When it comes to homeschooling, people have all sorts of ideas about what it takes to be a homeschooler. In today’s blog post, we debunk some of the most prevalent myths. Let’s jump in!
Myth 1: You need an education degree to homeschool
When I tell people that I homeschool, they often assume that I have an education degree or at least a college degree of some sort. In my early days of homeschooling, when I met someone who had been a teacher prior to homeschooling her children, I assumed that homeschooling was easier for her. Imagine my surprise at being told that their degree was not much help in homeschooling.
The truth is that homeschoolers with education degrees worry if their kids will get in to college just as much as those of us without degrees do. What you do need to homeschool your child is a desire to give your child a good education and the dedication to see it through.
Myth 2: You have to have one full-time stay-at-home parent to homeschool
The state of the world today means that many, if not most, families have to have two income earners. A lot of potential homeschoolers think that this means that they can’t homeschool. I’ve worked nearly all of the years that I homeschooled my kids. While it isn’t easy, it’s doable.

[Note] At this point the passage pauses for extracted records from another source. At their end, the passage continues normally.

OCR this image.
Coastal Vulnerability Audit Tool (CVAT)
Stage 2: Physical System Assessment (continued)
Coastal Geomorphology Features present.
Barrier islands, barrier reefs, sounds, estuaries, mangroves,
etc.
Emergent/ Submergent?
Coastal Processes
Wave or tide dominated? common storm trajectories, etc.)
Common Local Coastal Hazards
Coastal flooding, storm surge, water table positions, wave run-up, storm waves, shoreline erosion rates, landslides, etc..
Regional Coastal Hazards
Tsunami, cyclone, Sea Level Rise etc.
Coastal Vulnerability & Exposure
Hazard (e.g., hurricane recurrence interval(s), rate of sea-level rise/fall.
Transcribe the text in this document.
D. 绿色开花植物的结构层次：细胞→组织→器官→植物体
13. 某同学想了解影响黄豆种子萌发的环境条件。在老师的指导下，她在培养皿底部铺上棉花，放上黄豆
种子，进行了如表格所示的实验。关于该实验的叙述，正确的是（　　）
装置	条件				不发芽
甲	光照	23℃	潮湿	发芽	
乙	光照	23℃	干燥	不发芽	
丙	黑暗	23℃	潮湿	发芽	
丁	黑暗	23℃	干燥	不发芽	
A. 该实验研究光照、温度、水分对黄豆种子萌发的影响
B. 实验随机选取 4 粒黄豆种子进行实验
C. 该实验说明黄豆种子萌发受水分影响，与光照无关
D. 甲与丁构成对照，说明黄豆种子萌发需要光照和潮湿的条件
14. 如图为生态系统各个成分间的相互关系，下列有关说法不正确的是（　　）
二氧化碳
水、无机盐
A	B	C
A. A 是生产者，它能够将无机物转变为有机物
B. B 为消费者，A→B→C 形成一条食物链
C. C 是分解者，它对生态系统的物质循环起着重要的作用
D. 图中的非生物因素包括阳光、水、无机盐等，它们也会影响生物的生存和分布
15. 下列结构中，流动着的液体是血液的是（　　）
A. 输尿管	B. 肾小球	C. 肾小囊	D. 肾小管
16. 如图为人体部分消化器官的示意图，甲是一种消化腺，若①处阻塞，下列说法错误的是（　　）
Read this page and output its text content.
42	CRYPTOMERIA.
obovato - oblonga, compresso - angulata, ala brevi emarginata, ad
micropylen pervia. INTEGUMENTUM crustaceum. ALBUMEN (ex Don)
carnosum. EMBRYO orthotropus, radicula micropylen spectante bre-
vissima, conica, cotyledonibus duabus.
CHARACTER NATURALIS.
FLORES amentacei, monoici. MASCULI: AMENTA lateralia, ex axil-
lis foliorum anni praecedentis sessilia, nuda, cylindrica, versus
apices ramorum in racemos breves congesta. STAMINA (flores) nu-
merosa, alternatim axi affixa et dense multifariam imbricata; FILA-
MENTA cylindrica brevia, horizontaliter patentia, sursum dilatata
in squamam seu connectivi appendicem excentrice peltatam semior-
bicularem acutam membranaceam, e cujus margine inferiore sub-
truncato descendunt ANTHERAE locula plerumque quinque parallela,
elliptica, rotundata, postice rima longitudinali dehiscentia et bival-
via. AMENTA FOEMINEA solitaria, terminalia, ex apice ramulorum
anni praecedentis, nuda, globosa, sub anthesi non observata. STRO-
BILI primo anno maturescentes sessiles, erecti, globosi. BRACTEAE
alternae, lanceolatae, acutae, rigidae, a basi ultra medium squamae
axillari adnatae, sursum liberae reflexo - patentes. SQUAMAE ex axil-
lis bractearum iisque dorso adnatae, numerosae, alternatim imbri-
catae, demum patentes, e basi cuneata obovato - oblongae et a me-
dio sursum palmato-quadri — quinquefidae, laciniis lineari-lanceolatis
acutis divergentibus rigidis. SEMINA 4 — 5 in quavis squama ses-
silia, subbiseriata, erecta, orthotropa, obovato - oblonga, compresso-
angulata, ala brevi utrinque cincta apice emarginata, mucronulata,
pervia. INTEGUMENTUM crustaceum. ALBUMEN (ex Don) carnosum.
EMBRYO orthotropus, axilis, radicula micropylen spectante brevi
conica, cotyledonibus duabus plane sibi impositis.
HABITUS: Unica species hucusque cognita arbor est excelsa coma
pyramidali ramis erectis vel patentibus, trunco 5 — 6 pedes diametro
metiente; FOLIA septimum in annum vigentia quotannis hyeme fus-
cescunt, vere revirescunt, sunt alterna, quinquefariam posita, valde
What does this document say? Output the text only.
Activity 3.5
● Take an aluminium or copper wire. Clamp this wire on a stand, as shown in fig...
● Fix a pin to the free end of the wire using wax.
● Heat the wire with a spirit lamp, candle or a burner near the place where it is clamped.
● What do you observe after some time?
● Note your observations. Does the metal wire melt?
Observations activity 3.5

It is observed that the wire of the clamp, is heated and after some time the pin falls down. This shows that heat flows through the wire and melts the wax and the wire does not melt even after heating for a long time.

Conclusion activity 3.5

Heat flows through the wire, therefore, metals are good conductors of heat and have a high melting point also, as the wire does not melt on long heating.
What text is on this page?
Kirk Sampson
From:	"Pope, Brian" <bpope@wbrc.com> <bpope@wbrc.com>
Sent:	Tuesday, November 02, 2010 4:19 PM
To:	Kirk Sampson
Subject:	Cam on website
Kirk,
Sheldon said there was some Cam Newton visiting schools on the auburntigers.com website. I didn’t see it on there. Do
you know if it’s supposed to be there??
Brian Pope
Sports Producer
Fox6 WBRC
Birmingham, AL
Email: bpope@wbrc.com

Myth 3: You have to have a dedicated school room to homeschool
A lot of folks think that they need to set aside a special room in their house for homeschooling. Most people that I know don’t have a separate room for home education (I never have). If they do, it’s often a surprise to them that their children prefer to do their schoolwork at the dining room table, lying on their beds, or sprawled out across the couch. A school room may be a nice place to store materials, but homeschooling happens everywhere and a separate room is simply not necessary.
Myth 4: Only certain people homeschool
There used to be an idea that only certain people homeschooled their children. In the past mainly white middle-income families made up the largest percentage of homeschoolers. New statistics from a spring 2021 survey reported by Steven Duvall, PhD, HSLDA’s Director of Research, show that there is more diversity in homeschooling than ever before, stating that “the percent of White homeschool households in the spring of 2021 was 20.4, but Black, Hispanic, Asian, and Other families were 18.3, 18.2, 15.1, and 19.2, respectively.”
People of all races, socio-economic backgrounds, and marital statuses successfully homeschool their children. Homeschooling is truly for everyone!
Myth 5: Homeschool kids lack socialization opportunities
When we told family and friends that were going to be homeschooling our children, the first question most people asked us was, “But what about socialization?” The Merriam-Webster dictionary defines socialization as, “The process beginning during childhood by which individuals acquire the values, habits, and attitudes of a society.”
It seems that people are still laboring under the idea that home educated children never leave the house but instead stay indoors at their desk only interacting with their families. This couldn’t be further from the truth. Homeschooled students are out and about in their communities on a daily basis, playing sports, volunteering, hanging out at area parks, singing in choirs, playing instruments, participating in youth civic organizations, and working part-time jobs.
In fact, homeschooled children are often better socialized than their public schooled peers who spend their days mainly with people of their own age, while home educated students interact with people of a wide variety of ages and in a wide variety of social situations.
Myth 6: Homeschooling will solve all your problems
The truth is that while homeschooling is a wonderful lifestyle that can bring families closer together and build strong relationships between parents and children, it can’t solve all of the problems your children will face in their lives. Homeschooling is not a magical protection from the influences of the world, though we might wish it were.
Does this mean homeschooling isn’t worth doing? On the contrary, as I approach my thirtieth year of homeschooling, I would have to say it is the best thing that I have ever done with my life and I look forward to the next nine years of homeschooling my youngest son.